The similarities in structure for "spatial language and perceptually encoded spatial relations" seem to indicate that they are directly connected somehow.[74]

While it is true that the images presented were limited in that they only contained a limited set of configurations on a single plane, this is not so far removed from the image plane on our retina. Furthermore, the structure of the configurations may not be far removed from all other spatial templates (Logan & Sadler, in press).

Possible reasons for the correspondence between visual and linguistic representation of spatial relations:

The extent of the similarities between spatial language and vision seems to indicate a causal relationship and not one described by the last point.

Bowerman's (1989; Choi & Bowerman, 1991) claim that there there are no cross linguistic universal's is countered by Talmy's argument regarding the universal "schematization of spatial forms" in figure/reference pairs across all languages.


  1. The visual aspect of spatial relations is independent of language
  2. "Spatial relations in non-linguistic systems and spatial predicates in language both encode spatial forms as prototypes."[76]
  3. This is because linguistic representation of spatial relations arose from the visual representation of space.
Problems with the prototype theory:
Graded structure is even displayed by even numbers and other well-defined categories.

Concepts are represented as prototypes as well as in terms of a core meaning, where prototypes are the model, but membership is determined by the core meaning.
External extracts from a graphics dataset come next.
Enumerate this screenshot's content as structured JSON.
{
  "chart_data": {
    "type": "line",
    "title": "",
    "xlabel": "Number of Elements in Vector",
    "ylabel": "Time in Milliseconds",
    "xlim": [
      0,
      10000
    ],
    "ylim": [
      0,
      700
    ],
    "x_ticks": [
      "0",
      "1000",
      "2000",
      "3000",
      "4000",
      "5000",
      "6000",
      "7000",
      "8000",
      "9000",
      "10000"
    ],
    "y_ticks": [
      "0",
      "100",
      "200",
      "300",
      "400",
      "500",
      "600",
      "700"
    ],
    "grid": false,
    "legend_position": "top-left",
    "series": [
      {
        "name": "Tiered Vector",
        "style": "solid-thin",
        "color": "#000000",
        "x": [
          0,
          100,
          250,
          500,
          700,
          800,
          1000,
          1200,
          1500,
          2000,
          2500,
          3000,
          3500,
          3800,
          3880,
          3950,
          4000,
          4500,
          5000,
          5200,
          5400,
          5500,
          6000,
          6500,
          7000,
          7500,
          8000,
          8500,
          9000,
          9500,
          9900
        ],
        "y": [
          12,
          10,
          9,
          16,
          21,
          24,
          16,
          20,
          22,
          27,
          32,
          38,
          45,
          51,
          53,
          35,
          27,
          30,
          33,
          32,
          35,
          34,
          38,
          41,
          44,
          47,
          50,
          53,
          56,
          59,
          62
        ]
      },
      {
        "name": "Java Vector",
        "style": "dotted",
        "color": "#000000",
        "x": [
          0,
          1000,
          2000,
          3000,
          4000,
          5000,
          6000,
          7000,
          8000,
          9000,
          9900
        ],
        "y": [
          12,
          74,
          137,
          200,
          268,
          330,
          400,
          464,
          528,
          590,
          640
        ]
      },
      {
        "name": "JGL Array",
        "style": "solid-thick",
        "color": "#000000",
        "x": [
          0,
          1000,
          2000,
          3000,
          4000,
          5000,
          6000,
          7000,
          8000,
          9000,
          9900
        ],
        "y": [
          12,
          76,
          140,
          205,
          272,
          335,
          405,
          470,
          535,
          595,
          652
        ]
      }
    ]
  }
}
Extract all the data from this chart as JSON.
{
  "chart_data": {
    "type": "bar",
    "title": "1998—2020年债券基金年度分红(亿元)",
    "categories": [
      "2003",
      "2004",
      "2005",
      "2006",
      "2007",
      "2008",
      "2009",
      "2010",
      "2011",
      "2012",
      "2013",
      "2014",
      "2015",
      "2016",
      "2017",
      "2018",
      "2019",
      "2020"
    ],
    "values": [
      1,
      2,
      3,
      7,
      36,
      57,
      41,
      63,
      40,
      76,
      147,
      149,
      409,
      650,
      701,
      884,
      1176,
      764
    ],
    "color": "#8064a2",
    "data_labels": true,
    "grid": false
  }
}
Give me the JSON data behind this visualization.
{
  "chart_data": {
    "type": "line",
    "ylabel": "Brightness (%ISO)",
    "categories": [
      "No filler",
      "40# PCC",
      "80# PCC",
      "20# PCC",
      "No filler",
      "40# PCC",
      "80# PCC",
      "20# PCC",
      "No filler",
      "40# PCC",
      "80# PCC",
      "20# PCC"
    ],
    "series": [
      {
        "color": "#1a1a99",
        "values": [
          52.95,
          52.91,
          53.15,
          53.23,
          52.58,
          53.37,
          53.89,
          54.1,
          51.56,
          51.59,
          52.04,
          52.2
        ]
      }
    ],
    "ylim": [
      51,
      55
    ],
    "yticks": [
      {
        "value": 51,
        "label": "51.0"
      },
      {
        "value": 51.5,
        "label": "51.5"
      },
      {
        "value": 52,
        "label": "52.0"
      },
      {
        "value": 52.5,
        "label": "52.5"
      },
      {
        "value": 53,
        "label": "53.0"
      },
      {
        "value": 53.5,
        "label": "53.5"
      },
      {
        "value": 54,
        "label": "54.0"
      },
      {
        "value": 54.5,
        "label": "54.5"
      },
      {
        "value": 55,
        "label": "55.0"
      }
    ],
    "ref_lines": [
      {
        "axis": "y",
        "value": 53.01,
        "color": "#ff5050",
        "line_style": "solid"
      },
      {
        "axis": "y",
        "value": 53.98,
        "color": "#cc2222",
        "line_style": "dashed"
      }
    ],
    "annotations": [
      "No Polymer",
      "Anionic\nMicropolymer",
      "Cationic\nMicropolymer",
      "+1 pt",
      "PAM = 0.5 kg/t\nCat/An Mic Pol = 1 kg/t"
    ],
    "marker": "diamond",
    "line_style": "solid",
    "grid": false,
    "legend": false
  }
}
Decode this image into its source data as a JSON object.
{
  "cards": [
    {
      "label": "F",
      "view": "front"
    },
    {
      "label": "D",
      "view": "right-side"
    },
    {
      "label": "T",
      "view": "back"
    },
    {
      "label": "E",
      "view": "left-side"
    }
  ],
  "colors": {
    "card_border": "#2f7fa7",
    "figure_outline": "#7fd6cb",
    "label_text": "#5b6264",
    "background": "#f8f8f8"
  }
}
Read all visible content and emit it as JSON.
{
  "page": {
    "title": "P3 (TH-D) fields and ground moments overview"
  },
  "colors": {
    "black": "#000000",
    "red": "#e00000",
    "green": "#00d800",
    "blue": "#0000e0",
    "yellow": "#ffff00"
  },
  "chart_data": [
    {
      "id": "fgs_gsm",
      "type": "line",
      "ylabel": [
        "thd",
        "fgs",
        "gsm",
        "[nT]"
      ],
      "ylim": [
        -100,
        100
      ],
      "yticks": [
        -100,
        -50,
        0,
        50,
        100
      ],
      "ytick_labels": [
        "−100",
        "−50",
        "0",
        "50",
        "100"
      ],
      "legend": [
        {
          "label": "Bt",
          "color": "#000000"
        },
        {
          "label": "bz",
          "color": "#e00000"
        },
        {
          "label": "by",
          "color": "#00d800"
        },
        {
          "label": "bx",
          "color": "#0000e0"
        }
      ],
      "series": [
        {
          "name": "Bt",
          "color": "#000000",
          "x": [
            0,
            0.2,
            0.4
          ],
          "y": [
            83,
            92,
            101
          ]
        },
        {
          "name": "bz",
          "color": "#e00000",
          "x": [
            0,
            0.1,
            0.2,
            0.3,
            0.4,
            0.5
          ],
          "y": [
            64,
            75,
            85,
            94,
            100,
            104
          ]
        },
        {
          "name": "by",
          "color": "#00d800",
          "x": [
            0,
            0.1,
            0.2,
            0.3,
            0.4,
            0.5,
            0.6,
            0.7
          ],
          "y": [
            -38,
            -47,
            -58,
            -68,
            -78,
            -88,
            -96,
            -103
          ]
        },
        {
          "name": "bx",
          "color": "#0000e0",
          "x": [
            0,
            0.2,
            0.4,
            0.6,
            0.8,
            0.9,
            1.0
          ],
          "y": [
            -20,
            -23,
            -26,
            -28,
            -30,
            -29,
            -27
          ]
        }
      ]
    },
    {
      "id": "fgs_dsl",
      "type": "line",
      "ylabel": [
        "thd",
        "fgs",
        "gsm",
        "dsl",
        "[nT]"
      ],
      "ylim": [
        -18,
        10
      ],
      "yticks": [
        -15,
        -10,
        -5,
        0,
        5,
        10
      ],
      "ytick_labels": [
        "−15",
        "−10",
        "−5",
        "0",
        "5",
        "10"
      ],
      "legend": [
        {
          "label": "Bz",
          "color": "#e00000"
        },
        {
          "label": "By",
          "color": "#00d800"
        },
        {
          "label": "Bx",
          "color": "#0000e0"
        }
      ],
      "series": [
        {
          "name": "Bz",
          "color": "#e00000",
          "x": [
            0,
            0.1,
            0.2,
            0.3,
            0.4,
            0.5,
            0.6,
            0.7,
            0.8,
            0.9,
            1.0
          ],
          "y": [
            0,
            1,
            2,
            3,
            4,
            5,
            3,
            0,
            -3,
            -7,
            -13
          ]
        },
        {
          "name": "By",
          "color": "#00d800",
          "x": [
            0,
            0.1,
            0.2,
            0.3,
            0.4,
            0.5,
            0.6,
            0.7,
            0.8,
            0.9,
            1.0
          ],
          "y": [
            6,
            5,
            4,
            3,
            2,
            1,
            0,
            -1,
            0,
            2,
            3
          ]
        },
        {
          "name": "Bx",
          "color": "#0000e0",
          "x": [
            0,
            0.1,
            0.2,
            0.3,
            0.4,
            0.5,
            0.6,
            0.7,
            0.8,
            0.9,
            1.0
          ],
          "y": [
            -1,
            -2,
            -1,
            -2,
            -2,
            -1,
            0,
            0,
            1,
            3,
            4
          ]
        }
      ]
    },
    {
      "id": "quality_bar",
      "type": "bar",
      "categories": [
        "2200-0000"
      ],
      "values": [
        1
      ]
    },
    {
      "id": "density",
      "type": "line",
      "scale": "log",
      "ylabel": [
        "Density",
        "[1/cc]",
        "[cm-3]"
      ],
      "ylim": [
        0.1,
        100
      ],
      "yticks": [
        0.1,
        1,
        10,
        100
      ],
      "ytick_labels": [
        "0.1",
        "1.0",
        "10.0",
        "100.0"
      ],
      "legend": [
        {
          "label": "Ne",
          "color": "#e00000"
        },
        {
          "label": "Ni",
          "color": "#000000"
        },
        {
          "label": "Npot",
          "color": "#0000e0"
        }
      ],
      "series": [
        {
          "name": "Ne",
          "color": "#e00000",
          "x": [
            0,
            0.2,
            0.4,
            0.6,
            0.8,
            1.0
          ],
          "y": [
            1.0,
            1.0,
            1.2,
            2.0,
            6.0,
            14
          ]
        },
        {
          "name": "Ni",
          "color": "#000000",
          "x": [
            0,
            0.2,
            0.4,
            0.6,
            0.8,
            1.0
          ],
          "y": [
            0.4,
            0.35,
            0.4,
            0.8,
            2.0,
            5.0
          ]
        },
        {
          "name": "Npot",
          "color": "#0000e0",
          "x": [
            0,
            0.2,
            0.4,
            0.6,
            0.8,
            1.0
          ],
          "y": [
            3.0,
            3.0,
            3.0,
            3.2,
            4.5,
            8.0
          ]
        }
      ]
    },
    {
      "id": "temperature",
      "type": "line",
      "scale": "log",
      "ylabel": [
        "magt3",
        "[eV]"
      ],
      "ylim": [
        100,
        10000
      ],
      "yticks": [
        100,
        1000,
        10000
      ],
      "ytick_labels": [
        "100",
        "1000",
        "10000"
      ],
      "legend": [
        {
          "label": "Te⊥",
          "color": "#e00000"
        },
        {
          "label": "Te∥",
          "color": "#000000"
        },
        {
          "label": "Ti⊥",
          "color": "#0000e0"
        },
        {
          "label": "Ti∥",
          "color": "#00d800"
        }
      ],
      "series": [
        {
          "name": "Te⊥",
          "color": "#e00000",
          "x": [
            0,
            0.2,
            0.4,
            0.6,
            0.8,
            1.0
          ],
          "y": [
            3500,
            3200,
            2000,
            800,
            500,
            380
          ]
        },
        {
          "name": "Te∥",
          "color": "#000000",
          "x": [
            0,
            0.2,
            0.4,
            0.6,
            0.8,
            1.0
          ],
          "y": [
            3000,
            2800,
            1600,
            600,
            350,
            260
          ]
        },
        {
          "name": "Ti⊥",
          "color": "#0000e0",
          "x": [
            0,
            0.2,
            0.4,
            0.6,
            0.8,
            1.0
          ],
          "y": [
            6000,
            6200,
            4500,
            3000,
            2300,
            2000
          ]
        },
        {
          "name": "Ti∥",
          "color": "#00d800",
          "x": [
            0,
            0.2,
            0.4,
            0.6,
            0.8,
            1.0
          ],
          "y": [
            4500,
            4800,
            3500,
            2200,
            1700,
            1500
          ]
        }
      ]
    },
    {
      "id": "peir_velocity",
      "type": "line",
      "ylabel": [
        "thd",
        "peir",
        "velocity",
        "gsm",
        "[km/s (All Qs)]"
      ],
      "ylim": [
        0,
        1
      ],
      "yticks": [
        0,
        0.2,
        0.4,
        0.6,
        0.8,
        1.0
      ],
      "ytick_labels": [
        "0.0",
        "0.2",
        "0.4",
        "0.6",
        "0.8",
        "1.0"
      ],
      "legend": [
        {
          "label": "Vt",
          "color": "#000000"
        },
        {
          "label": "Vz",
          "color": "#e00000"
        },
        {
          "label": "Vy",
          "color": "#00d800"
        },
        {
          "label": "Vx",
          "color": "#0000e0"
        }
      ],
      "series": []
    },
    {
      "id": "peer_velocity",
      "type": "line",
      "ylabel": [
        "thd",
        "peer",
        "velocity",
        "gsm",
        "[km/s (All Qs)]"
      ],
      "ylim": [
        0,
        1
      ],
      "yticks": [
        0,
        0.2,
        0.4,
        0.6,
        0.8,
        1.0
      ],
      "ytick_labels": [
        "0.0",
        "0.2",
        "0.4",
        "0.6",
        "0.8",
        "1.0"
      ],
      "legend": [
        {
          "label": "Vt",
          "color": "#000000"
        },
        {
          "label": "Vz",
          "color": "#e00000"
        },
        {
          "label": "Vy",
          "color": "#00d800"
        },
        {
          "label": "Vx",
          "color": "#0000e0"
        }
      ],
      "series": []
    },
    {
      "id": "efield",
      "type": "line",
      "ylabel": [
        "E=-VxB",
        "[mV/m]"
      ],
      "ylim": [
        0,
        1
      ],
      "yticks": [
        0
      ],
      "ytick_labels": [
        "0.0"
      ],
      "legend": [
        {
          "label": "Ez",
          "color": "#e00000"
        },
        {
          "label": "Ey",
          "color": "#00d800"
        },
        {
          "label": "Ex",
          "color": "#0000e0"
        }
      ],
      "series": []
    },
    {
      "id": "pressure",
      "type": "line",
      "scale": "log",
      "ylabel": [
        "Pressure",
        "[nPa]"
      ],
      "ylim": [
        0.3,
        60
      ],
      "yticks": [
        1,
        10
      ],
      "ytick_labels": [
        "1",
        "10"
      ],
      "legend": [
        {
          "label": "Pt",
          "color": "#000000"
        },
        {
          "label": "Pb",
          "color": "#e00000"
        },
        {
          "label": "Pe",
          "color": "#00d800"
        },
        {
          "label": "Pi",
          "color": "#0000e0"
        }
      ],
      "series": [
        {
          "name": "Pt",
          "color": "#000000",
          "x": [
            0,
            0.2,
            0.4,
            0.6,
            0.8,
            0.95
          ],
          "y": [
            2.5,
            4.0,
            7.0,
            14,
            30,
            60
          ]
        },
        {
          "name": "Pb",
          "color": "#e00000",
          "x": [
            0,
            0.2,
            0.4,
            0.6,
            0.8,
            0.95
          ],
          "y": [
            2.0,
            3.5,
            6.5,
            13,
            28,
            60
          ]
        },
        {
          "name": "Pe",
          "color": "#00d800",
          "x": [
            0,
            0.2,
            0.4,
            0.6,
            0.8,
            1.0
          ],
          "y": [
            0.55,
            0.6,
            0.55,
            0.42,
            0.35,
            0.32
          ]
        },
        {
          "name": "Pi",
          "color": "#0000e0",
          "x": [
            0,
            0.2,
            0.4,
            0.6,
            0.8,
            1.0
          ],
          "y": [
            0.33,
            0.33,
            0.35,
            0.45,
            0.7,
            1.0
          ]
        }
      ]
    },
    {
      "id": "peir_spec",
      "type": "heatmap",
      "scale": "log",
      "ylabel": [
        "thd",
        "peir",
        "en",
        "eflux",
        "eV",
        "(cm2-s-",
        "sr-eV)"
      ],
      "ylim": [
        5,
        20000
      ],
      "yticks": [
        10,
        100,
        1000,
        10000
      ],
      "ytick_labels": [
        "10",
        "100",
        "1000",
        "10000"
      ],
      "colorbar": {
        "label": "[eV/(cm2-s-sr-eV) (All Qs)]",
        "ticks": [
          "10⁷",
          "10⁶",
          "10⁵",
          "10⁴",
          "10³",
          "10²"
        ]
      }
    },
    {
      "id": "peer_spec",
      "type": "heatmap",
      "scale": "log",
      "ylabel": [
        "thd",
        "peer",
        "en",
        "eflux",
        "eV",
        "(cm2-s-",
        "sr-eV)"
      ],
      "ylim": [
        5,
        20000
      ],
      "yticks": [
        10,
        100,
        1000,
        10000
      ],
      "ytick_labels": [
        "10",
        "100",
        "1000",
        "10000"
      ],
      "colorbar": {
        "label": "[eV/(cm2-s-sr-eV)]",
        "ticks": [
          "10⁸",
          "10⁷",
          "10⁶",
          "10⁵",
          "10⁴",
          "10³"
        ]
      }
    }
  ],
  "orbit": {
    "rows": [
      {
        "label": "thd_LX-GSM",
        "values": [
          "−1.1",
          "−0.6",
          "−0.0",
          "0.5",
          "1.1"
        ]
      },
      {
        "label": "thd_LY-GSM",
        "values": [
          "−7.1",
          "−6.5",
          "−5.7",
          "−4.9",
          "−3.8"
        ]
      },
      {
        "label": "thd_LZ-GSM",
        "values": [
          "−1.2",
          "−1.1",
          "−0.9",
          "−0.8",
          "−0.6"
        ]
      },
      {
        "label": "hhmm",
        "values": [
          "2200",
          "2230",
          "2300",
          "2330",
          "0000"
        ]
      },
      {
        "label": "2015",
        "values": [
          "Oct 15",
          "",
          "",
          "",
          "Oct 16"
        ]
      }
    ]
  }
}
Similarly, it is possible that spatial prepositions have both qualitative and quantative representations, and that by balancing the two, judgement's can be made regarding the appropriateness of specific instances of the preposition. [77]

A corresponding structure could also exist with spatial relations in vision. The quantitative encoding involves specific details about the relations, such as the specific distance between objects, and the qualitative, on the other hand, encodes loosely the spatial relations among objects, relative to each other.

Kosslyn et al., 1989: Present neurological evidence for this distinction visual representations: The left hemisphere was faster than the right at making judgments regarding qualitative relations, and the opposite is true for quantitative relations.[78]

The experiments presented in this article also present evidence for this dual encoding. If there was only quantitative information, the performance in the prototypical regions would not be greater, and if the only information used was qualitative, than those would be the only regions where there would be a high performance. Also, the chaining of spatial terms might be equated to the quantitative representation of spatial relations in vision.[79]

"Spatial relations are schematic"[79] along axes that reflect the laws of the natural world.

As opposed to representations of space that offer great precision, spacial relations are compact, low dimensional and efficient.[80]

Schacter & Cooper, 1992: There are qualitative relations which represent the three dimensional organisation of objects, and there is also quantitative encoding of episodic representations.[81]

Essentially, both quantitative and qualitative aspects are a part of spatial representation, which can be adapted according to the need.


The figures which were considered better instances were horizontally and vertically alignment with respect to the reference objects. This points to environmental influences on spatial representation.

The fact that such regions were preferred also reveals that spatial relations are encoded using prototypical representation.[82]

Similarities between visual and linguistic representation is strong evidence for the notion that they are causally connected, and that at the very least, they have a common root.